# Bicycle computer for stoker



## powhatan

My wife doesn't believe my speed/ distance reports from the front. No, actually it would make navigation more fun for her on our longer trips. Well, sometimes I tell white lies on really really fast downhill runs and I think she wants to confirm speed for herself. Anyhow, what is everyone using for their stoker's bicycle computer? Wireless sounds like "the plan", but as I suspected, the distance to the rear wheel was too far for the Cateye I tried. I would like to avoid wires if possible and they are probably too short. Also wondering how folks using a GPS like it?


----------



## danl1

If you want to go wired, Cateye makes a long wire mount for their Mity 3, Mity 8, enduro 8, and Enduro 2 computers. That's the reasonable-cost option. Run the wire back the top tube and down the chainstay, and you should be fine. I know one fellow that for their particular rig had to 'create' a zip-tie mount onto the top tube, but most I've seen made it to the bars just fine.

If you want to go wireless, you are asking a lot of anything that's not designed for rear-wheel pickup. Most of the wireless, rear-wheel cyclocomps are getting into some money, but should work fine. 

My wife and I use our Garmins, simply taking them over from the singles to the Sleek Black Beauty. We don't bother with the rear-wheel pickup for the tandem, as it doesn't reliably reach my unit, and she doesn't care for that level of accuracy - her main interest is heart rate (and perhaps some backseat driving / nagivation  ) Works fine, though occasionally my butt eclipses the satellite constellation enough that she sees a gap in output. When it happens, the unit reports it's 'last known good' speed until it regains a sat link. We sometimes end a ride with small average-speed or distance discrepancies, but mostly they work themselves out.

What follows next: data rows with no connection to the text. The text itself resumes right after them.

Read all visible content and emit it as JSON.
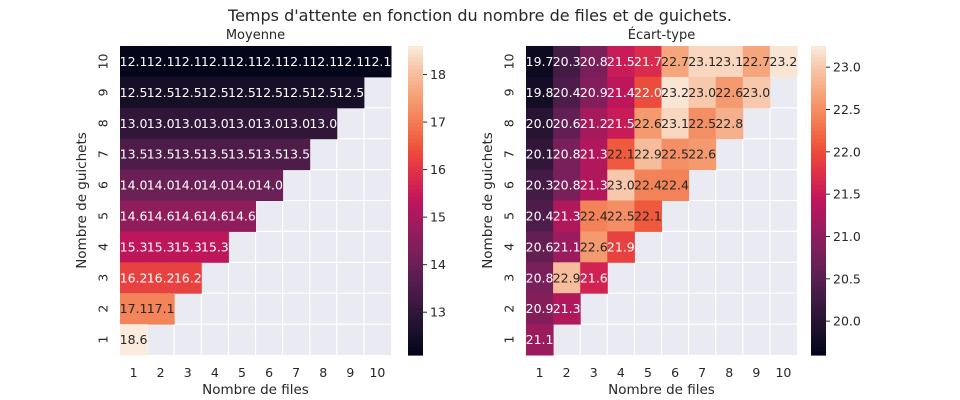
{
  "figure": {
    "title": "Temps d'attente en fonction du nombre de files et de guichets."
  },
  "chart_data": [
    {
      "type": "heatmap",
      "title": "Moyenne",
      "xlabel": "Nombre de files",
      "ylabel": "Nombre de guichets",
      "x_ticks": [
        "1",
        "2",
        "3",
        "4",
        "5",
        "6",
        "7",
        "8",
        "9",
        "10"
      ],
      "y_ticks": [
        "10",
        "9",
        "8",
        "7",
        "6",
        "5",
        "4",
        "3",
        "2",
        "1"
      ],
      "colormap": "rocket",
      "vmin": 12.1,
      "vmax": 18.6,
      "colorbar_ticks": [
        13,
        14,
        15,
        16,
        17,
        18
      ],
      "rows": [
        {
          "guichets": 10,
          "values": [
            12.1,
            12.1,
            12.1,
            12.1,
            12.1,
            12.1,
            12.1,
            12.1,
            12.1,
            12.1
          ]
        },
        {
          "guichets": 9,
          "values": [
            12.5,
            12.5,
            12.5,
            12.5,
            12.5,
            12.5,
            12.5,
            12.5,
            12.5
          ]
        },
        {
          "guichets": 8,
          "values": [
            13.0,
            13.0,
            13.0,
            13.0,
            13.0,
            13.0,
            13.0,
            13.0
          ]
        },
        {
          "guichets": 7,
          "values": [
            13.5,
            13.5,
            13.5,
            13.5,
            13.5,
            13.5,
            13.5
          ]
        },
        {
          "guichets": 6,
          "values": [
            14.0,
            14.0,
            14.0,
            14.0,
            14.0,
            14.0
          ]
        },
        {
          "guichets": 5,
          "values": [
            14.6,
            14.6,
            14.6,
            14.6,
            14.6
          ]
        },
        {
          "guichets": 4,
          "values": [
            15.3,
            15.3,
            15.3,
            15.3
          ]
        },
        {
          "guichets": 3,
          "values": [
            16.2,
            16.2,
            16.2
          ]
        },
        {
          "guichets": 2,
          "values": [
            17.1,
            17.1
          ]
        },
        {
          "guichets": 1,
          "values": [
            18.6
          ]
        }
      ]
    },
    {
      "type": "heatmap",
      "title": "Écart-type",
      "xlabel": "Nombre de files",
      "ylabel": "Nombre de guichets",
      "x_ticks": [
        "1",
        "2",
        "3",
        "4",
        "5",
        "6",
        "7",
        "8",
        "9",
        "10"
      ],
      "y_ticks": [
        "10",
        "9",
        "8",
        "7",
        "6",
        "5",
        "4",
        "3",
        "2",
        "1"
      ],
      "colormap": "rocket",
      "vmin": 19.6,
      "vmax": 23.25,
      "colorbar_ticks": [
        20.0,
        20.5,
        21.0,
        21.5,
        22.0,
        22.5,
        23.0
      ],
      "rows": [
        {
          "guichets": 10,
          "values": [
            19.7,
            20.3,
            20.8,
            21.5,
            21.7,
            22.7,
            23.1,
            23.1,
            22.7,
            23.2
          ]
        },
        {
          "guichets": 9,
          "values": [
            19.8,
            20.4,
            20.9,
            21.4,
            22.0,
            23.2,
            23.0,
            22.6,
            23.0
          ]
        },
        {
          "guichets": 8,
          "values": [
            20.0,
            20.6,
            21.2,
            21.5,
            22.6,
            23.1,
            22.5,
            22.8
          ]
        },
        {
          "guichets": 7,
          "values": [
            20.1,
            20.8,
            21.3,
            22.1,
            22.9,
            22.5,
            22.6
          ]
        },
        {
          "guichets": 6,
          "values": [
            20.3,
            20.8,
            21.3,
            23.0,
            22.4,
            22.4
          ]
        },
        {
          "guichets": 5,
          "values": [
            20.4,
            21.3,
            22.4,
            22.5,
            22.1
          ]
        },
        {
          "guichets": 4,
          "values": [
            20.6,
            21.1,
            22.6,
            21.9
          ]
        },
        {
          "guichets": 3,
          "values": [
            20.8,
            22.9,
            21.6
          ]
        },
        {
          "guichets": 2,
          "values": [
            20.9,
            21.3
          ]
        },
        {
          "guichets": 1,
          "values": [
            21.1
          ]
        }
      ]
    }
  ]
}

We've half-joked about rigging a mount for the Garmin that would clip to my center jersey pocket.


----------



## Bob Parker

I've seen computers for stokers in some unusual places such as on the lateral tube or on the top tube back near the rear seat post. The stoker is free to take their eyes off the road to look there.


----------



## phil.

A Cateye Astrale 8 is that I use for the stoker on our tandem. It's a wired bike computer and has cadence, the speed sensor cable is long and meant to be mounted on the chainstay on a single bike.


----------



## ibikergal

I am the stoker and I use my Garmin 305 when I ride, my captain also has his own 305. I really like to know my heart rate, and how long and how far I ride. I don't usually care too much about the speed, so I made it small on the display, so as not to scare me when the captain gets us up to 40 mph. 

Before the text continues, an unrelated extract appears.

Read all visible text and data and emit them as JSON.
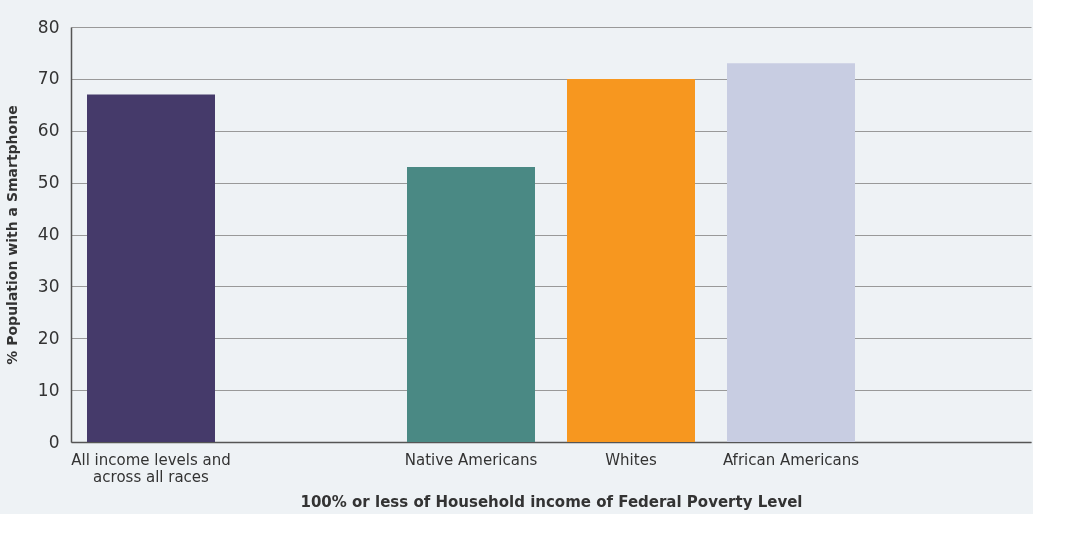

I have suggested that the Captain give me his 305, so I can monitor his heart rate and if he is not working hard enough I can let up on the pedals,  , I told him this could be a training tool to get him in shape faster. He said he would consider it, not so seriously I am sure. In exchange he could have my 305 and see when my heart rate is peged and slow the pace a little.


----------



## mellowyellowCJ7

Get one of those $$$ power meter cranks and keep an eye on their output!


----------



## wobblyRider

ibikergal said:


> I am the stoker and I use my Garmin 305 when I ride, my captain also has his own 305.


captain: Garmin 705
stoker: Garmin 305

Loaded a course file into both for the last ride and it was nice that we both had info on the ride. They both beeped at the exact same time on every turn, though they both beeped while in the turn.


----------



## rodar y rodar

Stoker`s and captain`s computers are a good idea. In case you get separated in traffic, you`ll both be able to get back home or to where you`re parked. Also, if one of you takes a different route you`ll still have good mileage tracking for each.


----------



## nony

I use a pair of Trek Incites 8i computers on my tandem for both the captain and stoker. The sensor for the stoker is mounted on the top of the non-drive chainstay and sends signals to the computer on the stoker handlebar just fine. 

I also seen tandems with VDO wireless using only one sensor sending to two heads.


----------